We respectfully request the Review Panel to find that the Report’s decision to reject the bad debt based

adjustment is not the correct or preferable decision in that regard.

(d) Incorrect adjustment concerning reel returns.

The Report states that the following adjustments were applied to the normal value in relation to the “reel

returns”:

The Commission considers that a downward adjustment to the normal value for the costs

associated with the return of empty reels from domestic mine sites is necessary to ensure a fair

comparison to the FOB export price. These costs comprise credit that is offered to domestic

customers after used reels are returned to Scaw. The Commission has applied this adjustment

based on the weighted average cost (per tonne) of the total credit expense over the

investigation period.

The Commission also considers that an upward adjustment for costs associated with the return

of empty reels from Australia is required, to ensure a fair comparison to the FOB export price.

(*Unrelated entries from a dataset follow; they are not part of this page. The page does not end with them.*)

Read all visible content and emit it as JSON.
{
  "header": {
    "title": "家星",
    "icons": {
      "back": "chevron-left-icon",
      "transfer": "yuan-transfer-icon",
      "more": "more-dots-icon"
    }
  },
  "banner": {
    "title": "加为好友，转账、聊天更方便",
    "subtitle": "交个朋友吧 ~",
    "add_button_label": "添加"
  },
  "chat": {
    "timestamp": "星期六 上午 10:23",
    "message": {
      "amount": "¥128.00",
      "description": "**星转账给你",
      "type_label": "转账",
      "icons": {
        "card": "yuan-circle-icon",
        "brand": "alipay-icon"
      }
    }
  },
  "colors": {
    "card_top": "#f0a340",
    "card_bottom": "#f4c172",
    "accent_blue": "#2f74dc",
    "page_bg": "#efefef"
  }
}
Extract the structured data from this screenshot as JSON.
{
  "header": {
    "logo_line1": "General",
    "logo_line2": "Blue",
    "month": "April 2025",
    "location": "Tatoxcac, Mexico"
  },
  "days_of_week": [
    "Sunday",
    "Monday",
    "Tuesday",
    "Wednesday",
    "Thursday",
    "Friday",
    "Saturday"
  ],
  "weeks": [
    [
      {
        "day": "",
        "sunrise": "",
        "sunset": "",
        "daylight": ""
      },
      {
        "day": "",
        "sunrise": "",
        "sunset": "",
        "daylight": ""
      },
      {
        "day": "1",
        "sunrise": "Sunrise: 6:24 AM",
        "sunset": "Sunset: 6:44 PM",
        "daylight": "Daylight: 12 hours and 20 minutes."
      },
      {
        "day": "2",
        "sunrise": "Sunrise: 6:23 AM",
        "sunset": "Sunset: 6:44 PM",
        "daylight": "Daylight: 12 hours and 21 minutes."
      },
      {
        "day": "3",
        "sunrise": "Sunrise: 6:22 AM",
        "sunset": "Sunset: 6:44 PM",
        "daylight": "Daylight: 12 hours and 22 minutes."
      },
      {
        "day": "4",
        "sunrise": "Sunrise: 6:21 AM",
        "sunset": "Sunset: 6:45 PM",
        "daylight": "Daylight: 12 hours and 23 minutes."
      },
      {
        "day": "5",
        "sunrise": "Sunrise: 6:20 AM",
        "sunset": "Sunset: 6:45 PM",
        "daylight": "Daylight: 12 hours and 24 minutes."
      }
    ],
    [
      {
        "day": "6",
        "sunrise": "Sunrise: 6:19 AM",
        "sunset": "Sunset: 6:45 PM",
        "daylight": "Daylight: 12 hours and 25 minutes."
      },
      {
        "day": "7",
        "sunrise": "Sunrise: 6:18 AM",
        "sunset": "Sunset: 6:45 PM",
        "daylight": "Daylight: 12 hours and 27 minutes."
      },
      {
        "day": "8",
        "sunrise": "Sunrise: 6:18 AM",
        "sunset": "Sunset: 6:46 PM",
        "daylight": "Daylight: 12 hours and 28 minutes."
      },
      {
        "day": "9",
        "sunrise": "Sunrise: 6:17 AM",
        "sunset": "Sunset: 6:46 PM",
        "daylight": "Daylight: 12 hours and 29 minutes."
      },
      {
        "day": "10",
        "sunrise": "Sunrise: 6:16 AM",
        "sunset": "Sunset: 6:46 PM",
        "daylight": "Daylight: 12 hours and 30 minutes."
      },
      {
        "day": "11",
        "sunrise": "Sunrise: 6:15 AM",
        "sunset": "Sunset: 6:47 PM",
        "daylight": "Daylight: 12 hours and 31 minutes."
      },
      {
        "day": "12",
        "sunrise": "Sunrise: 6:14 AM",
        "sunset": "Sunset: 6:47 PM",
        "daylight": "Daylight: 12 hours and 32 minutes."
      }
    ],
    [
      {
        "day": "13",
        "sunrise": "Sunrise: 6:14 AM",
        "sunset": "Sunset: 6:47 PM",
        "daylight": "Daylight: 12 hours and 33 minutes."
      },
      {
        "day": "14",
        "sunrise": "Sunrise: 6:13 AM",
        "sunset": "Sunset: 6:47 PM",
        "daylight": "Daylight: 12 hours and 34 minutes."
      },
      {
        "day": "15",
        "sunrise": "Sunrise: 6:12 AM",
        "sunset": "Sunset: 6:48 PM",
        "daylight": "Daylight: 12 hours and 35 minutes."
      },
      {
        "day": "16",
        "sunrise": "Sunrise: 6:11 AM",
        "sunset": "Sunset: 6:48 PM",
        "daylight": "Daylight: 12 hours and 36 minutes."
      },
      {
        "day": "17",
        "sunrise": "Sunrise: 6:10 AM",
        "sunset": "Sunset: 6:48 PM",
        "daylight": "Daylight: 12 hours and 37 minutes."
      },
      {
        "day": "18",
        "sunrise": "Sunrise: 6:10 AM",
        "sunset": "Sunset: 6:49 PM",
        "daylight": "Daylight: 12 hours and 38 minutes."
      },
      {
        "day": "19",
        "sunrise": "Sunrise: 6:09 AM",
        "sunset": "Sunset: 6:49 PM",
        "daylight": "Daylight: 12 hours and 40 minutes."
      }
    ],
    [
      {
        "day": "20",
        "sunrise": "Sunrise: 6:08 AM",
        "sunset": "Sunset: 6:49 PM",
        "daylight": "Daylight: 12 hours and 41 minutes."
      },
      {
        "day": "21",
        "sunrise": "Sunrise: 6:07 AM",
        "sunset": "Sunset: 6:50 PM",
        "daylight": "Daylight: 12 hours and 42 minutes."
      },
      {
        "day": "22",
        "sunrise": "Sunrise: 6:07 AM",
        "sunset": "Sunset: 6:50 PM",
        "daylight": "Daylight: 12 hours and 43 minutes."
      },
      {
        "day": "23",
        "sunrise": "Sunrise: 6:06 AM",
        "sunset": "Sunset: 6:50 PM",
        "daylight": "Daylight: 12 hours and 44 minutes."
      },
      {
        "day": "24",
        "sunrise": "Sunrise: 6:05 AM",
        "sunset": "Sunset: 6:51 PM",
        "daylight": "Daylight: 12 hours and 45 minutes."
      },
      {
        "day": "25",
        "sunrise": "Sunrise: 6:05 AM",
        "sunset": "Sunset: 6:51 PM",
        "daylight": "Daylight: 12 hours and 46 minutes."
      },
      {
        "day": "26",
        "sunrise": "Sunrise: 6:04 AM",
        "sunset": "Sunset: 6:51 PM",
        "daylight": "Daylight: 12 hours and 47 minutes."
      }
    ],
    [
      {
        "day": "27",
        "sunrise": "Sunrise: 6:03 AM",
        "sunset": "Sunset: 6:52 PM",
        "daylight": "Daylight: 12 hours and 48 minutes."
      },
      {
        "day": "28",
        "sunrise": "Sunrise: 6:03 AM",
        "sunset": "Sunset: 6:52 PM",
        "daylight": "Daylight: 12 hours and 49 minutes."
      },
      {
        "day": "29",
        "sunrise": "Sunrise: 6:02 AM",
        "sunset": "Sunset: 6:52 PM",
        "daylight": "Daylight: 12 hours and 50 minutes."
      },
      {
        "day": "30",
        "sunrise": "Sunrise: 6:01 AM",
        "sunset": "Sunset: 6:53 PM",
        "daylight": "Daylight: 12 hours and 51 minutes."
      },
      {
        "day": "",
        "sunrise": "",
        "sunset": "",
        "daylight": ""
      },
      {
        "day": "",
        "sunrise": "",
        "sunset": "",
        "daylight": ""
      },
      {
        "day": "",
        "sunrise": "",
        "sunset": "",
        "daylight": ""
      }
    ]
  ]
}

These costs include either reimbursement or credit offered to Haggie Reid for returned reels, as

well as the cost of shipping those reels back to South Africa, which is incurred by Scaw. The

Commission has applied this adjustment based on the weighted average cost (per tonne) over

the investigation period. 56

Scaw advises that it has not been provided with the relevant worksheet for the calculation of the reel

returns adjustment. Nonetheless, in our view the adjustment calculation is likely to be erroneous for a

number of reasons.

As explained to the Commission during the verification, reels are sold to the customers concerned as

part of the goods. They are then often sold back to Scaw, as demonstrated by the credits for “returned”

reels. They are returned because they physically come back to Scaw. This does not disrupt the fact that

they are sold by Scaw in the first place, and then sold back to Scaw in separate transactions. Thus, reels

are not owned by Scaw at all times in a legal or commercial sense. They are sold to and possessed by

Scaw’s customer. When they are “returned” they are sold by the customer back to Scaw. They have

commercial value that the customer paid for when purchasing the wire rope and the reel. That

commercial value is then reflected in the fact that they are bought back by Scaw. In the context of the

sales of the reels by Scaw’s customers to Scaw, either by the domestic customers or by Haggie Reid,

the buy-back is not a reimbursement in respect of the price of the wire rope. It is a separate commercial

56 See the Report, at page 28.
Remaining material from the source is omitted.